My guess is that x is never initialized, so in dfs when you set x[v]^=x[parent], for v = 1, parent is 0, and x[0] could be some garbage value.

Tell me if it still doesn’t work after fixing that.

Since x[] is a global array, x[0] must be 0 instead of garbage value, so for x[0]=0 we should get x[1] as the the value of vertex itself. I added x[0]=0 in my code in the test case loop but still got a WA…

Huh, sorry, didn’t know that about global arrays.

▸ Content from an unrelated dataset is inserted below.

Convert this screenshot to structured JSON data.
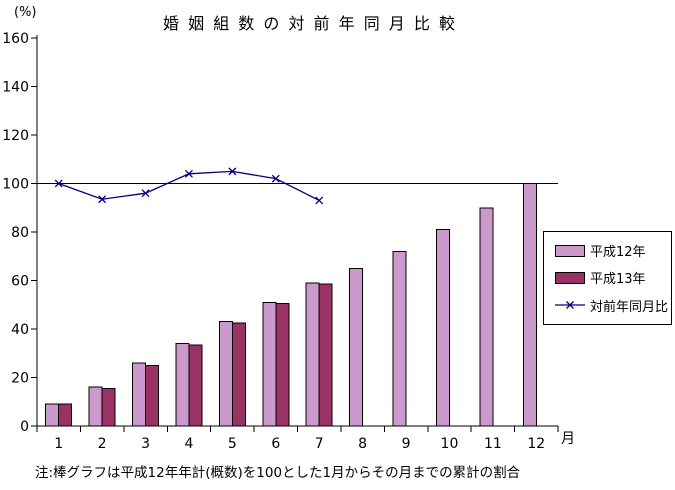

Maybe your segment tree is wrong? I’ve never seen a condition like if (l==tl && r==tr) before, the typical thing to do would be to check if the tree’s interval is fully inside or outside the query’s interval.

Also, I’m not giving up, but it’s generally a good idea to learn the binary lifting version (it has more applications), and I’ve never had a situation where euler tour was necessary over binary lifting.

I have used the implementation of my segment tree as in here: https://cp-algorithms.com/data_structures/segment_tree.html under the implementation header. (l==tl && r==tr) checks if the segment overlaps or not, then we accordingly go left or right. I tried debugging my segment tree quite many times but it seems to work well…
Why prefer binary lift over euler tour, is it easier to code or other reasons?

So I copied your exact code but modified it to instead use my (working) LCA template, and it was accepted. I am currently trying to figure out why.

I guess cp-algorithms is right (unless it isn’t), I didn’t consider how the min and max would change stuff.

Binary lifting has more uses so it’s more useful to understand (such as static O(\log{n}) path RMQ). Ideally, it being easy to code shouldn’t matter as you can mostly template everything, but yes, I find it easier to implement than a segment tree.

If it worked with your template, the problem must be with the segment tree itself I guess… found no luck yet though figuring out WA for this. And sure I’ll look into binary lifting more

@galencolin Any luck yet? Also do you think it’d be appropriate to seek out help on stackoverflow for questions like these?

Finally figured out the problem!
At line number 9, the size of the segment tree should be 4*(2siz-1)+1 not 4siz+1, since euler tour visits 2*n-1 nodes. Codechef judge should have given me RE instead of a WA, don’t know why it doesn’t. Would have saved hours.